De Perpignan, le May 1689.
Le Duc de Noailles
Lieutenant Général des armées du
Roy
, ayant résolu d’attaquer Campredon, ordonna aux troupes de se rendre le 14 de ce mois, au camp du Boulou à trois lieües d’icy, pour faire croire qu’il avoit dessein d’entrer en Catalogne par le Col de Pertus. Il fit marcher de ce costé là, quelques détachements de la garnison de Bellegarde pour occuper les hauteurs, et y attirer les Miquelets Espagnols, et faire cependant passer le Praz de Mollo aux troupes qui devoient investir Campredon. Le mesme jour, il se rendit au Boulou, avec cinq bataillons, douze pieces de canon et deux mortiers.
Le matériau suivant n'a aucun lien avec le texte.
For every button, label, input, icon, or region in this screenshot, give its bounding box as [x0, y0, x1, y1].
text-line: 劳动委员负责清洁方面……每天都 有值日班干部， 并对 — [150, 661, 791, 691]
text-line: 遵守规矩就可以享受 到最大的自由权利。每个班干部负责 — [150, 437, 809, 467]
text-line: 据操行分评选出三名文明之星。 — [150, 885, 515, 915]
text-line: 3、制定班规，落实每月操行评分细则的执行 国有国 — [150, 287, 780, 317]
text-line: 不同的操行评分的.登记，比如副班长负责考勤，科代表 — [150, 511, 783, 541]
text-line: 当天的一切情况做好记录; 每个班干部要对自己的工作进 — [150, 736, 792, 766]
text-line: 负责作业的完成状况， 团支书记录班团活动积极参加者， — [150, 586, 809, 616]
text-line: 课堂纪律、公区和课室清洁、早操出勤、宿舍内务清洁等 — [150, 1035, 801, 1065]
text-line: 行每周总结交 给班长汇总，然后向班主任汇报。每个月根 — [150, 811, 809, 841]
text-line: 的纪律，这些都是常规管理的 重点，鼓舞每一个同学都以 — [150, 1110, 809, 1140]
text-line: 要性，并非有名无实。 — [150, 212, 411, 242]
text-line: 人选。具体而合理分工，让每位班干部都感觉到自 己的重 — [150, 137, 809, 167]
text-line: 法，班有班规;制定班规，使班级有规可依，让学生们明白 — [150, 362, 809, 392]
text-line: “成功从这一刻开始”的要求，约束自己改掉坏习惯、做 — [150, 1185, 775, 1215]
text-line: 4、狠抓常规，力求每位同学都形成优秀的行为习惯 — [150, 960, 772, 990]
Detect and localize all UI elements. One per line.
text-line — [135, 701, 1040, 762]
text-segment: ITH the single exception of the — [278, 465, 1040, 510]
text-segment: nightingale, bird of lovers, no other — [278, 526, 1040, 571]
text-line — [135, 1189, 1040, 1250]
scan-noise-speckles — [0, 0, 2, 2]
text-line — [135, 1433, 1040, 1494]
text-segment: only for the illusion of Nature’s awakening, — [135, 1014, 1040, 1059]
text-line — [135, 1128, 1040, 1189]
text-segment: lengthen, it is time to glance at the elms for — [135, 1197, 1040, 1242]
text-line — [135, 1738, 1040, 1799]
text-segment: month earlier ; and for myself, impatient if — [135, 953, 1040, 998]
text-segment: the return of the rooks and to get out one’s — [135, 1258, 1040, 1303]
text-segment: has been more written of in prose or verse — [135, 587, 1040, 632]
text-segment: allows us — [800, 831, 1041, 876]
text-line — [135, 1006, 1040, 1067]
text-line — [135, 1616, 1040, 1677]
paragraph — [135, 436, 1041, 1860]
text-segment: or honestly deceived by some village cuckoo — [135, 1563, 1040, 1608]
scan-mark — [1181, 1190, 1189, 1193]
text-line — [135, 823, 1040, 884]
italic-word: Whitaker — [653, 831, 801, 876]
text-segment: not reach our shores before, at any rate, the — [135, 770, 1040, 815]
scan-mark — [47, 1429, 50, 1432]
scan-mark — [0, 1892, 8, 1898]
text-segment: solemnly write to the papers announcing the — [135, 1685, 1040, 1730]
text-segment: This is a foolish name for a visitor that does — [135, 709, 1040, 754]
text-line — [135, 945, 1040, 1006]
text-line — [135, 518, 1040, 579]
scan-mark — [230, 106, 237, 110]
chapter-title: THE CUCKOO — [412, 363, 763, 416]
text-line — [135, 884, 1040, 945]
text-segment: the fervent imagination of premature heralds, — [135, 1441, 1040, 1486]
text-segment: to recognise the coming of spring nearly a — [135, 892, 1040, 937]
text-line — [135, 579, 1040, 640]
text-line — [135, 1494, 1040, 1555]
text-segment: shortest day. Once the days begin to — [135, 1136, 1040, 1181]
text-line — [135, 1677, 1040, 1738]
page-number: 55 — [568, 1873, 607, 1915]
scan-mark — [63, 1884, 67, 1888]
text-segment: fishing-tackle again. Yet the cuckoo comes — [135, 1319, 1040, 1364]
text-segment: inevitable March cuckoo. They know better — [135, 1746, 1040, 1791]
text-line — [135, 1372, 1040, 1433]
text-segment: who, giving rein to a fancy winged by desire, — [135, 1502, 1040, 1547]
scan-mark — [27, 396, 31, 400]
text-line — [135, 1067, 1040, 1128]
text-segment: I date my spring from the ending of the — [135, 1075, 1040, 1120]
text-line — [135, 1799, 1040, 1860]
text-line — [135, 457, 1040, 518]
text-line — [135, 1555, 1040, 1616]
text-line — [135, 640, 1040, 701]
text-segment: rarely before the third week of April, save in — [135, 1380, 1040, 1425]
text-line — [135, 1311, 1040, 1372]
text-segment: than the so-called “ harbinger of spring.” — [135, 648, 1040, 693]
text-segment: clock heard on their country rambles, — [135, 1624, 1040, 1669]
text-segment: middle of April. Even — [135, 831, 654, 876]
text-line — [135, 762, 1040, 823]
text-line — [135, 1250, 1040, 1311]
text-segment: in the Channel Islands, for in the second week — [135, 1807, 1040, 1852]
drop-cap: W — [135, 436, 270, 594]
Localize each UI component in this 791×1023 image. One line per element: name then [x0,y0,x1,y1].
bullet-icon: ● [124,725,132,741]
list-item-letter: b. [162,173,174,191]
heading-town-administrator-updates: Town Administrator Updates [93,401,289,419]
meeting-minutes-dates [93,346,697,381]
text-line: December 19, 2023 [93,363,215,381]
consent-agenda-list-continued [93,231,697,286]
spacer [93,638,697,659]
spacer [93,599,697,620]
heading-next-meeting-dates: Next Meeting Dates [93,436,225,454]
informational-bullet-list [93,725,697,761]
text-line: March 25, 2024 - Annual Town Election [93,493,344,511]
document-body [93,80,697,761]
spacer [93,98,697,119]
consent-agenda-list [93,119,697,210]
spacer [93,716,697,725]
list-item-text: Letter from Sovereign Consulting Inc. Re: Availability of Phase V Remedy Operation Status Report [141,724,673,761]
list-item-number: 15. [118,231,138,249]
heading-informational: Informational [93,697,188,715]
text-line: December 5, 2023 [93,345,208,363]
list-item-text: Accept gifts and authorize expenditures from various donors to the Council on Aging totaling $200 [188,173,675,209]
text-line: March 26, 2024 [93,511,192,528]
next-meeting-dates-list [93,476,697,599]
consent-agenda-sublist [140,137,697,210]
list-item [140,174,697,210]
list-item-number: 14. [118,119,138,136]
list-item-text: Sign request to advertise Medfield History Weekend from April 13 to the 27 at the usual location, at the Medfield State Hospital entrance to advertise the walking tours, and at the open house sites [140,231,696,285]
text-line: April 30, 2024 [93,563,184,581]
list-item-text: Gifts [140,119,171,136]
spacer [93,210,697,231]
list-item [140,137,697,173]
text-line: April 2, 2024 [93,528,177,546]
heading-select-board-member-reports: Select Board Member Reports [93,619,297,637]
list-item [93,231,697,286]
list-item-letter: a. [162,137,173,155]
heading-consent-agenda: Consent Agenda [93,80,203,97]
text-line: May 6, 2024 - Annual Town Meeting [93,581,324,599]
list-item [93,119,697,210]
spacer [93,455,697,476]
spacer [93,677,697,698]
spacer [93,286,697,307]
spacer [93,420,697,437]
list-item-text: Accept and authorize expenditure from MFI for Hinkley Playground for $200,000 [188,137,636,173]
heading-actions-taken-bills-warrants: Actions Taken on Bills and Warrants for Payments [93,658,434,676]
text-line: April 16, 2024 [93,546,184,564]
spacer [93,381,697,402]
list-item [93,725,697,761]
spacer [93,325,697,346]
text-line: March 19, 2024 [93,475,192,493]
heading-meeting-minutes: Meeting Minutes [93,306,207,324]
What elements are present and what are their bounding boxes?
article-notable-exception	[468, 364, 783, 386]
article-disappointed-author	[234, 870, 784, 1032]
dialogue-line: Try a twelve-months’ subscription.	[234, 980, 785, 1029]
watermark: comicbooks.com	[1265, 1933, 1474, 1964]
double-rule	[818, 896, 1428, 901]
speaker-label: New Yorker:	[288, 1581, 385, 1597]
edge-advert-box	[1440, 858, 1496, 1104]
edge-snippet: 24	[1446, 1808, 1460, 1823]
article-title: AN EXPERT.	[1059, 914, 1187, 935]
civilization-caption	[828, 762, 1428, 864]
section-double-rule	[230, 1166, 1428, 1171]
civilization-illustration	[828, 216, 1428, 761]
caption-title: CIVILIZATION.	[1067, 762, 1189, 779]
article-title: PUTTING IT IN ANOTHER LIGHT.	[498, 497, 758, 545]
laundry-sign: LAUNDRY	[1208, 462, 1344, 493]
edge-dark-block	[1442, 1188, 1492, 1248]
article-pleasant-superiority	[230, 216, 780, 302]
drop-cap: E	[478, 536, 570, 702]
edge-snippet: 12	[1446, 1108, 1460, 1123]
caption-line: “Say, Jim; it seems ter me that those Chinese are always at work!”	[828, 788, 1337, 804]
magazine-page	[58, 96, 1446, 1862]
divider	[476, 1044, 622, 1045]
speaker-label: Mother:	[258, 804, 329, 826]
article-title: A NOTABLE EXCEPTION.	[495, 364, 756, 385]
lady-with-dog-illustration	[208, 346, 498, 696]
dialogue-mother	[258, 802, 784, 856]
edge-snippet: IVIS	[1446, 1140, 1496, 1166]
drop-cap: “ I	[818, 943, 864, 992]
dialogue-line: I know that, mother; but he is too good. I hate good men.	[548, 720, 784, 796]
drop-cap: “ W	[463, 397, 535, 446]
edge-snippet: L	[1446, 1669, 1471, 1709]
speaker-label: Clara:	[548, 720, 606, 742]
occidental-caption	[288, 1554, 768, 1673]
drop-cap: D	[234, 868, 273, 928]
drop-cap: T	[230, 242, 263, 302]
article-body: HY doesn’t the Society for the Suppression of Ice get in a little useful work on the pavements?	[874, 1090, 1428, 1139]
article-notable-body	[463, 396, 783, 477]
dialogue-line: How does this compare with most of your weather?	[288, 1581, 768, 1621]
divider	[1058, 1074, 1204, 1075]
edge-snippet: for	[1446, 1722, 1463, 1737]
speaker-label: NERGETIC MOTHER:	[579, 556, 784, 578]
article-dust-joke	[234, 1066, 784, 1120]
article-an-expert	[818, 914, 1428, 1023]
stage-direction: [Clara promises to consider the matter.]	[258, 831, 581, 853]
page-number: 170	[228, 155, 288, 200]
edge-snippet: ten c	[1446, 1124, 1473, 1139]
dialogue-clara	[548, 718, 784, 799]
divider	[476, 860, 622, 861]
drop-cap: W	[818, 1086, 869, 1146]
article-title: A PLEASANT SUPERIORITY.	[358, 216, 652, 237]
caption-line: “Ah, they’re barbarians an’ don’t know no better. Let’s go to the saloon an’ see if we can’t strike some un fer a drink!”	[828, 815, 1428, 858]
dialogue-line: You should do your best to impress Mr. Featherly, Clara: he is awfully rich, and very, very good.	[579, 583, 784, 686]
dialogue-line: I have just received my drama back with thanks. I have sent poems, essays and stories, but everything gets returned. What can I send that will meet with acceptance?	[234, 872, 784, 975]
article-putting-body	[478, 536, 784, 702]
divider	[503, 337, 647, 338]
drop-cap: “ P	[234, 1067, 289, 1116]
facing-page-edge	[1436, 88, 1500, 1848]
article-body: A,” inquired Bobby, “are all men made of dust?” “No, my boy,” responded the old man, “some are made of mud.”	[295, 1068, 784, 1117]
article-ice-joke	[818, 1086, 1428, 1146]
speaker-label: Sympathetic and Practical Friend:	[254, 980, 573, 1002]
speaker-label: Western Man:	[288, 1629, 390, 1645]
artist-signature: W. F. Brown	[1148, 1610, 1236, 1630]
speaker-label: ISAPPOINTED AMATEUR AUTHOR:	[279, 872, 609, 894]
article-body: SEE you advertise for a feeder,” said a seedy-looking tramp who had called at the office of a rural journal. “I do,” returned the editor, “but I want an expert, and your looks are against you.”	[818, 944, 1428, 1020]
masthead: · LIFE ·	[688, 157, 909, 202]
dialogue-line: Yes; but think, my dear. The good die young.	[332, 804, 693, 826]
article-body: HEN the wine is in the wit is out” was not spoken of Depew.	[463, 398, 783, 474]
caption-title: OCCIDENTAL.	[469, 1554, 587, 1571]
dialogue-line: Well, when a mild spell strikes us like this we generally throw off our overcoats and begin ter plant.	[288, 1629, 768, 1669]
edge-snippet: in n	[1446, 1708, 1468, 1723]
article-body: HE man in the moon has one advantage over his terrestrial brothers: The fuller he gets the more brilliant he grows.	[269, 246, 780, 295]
Le 15, vne partie des troupes sous les ordres du Marquis de Rivarol Maréchal de Camp, laissant le Col de Pertus à gauche, passa le pont de Ceret. Ce détachementayant joint le Comte de Chazeron passa par le Pras de Mollo : et investit Campredon.
Le Duc de Noailles
y arriva le 28, apres vne longue et penible marche. Le soir mesme, il se rendit maistre de la ville : et fit commencer l’attaque du Chasteau qui est de quatre bastions, où il y avoit cinq cents hommes de garnison commandez par Dom Diégo Rodado. Le 19, il donna les ordres pour les travaux : et posta des Carabiniers du Régiment du Plessys Belliére sur deux hauteurs, d’où ils incommodérent fort les assiégez. Le mesme jour, nos Miquelets qui occupent des montagnes voisines, furent attaquez par ceux d’Espagne, soûtenus des Sommetins, qui sont des milices du pays fort aguerries, et faisant ensemble plus de trois mille hommes : mais ils furent repoussez. Cependant, ces mesmes Miquelets n’ayant pû exécuter le dessein de se saisir du passage du Col d’Ares, se mirent en estat d’attaquer le camp. Mais
le Duc de Noailles
qui en fut averti, envoya le Marquis de Rivarol pour l’attaquer dans le village de Saint Paul, avec vn détachement de dragons, deux compagnies de grenadiers et des carabiniers. Le 21, il les attaqua si vigoureusement, qu’apres vne longue résistance, ils prirent la fuite, se sauvant par des lieux inaccessibles. Il y en eut plus de soixante dix tüez sur la place : outre plusieurs tüez et blessez dans la descente. On prit leurs magasins de vivres, avec trois baguettes de Viguier qui sont des marques de leur autorité : et on fit vn assez grand butin. Il y eut en cette occasion, vingt soldats et quelques officiers tüez ou blessez. Le mesme jour 21, six piéces de campagne arrivérent au camp : et le régiment du Plessys Belliére monta la tranchée. Le 22, le Gouverneur de la Tour de la Roque se rendit : et apres qu’on eut commencé à jetter des bombes dans le Chasteau de Campredon, le Gouverneur demanda à capituler. Le 23, il sortit avec sa garnison qui estoit de cinq cents hommes : et vn trompette leur fut donné pour les condüire à Girone en trois jours. Il n’y a eu en cinq jours de tranchée ouverte devant la place et dans les deux combats contre les Miquelets, qu’environ soixante hommes tüez ou blessez.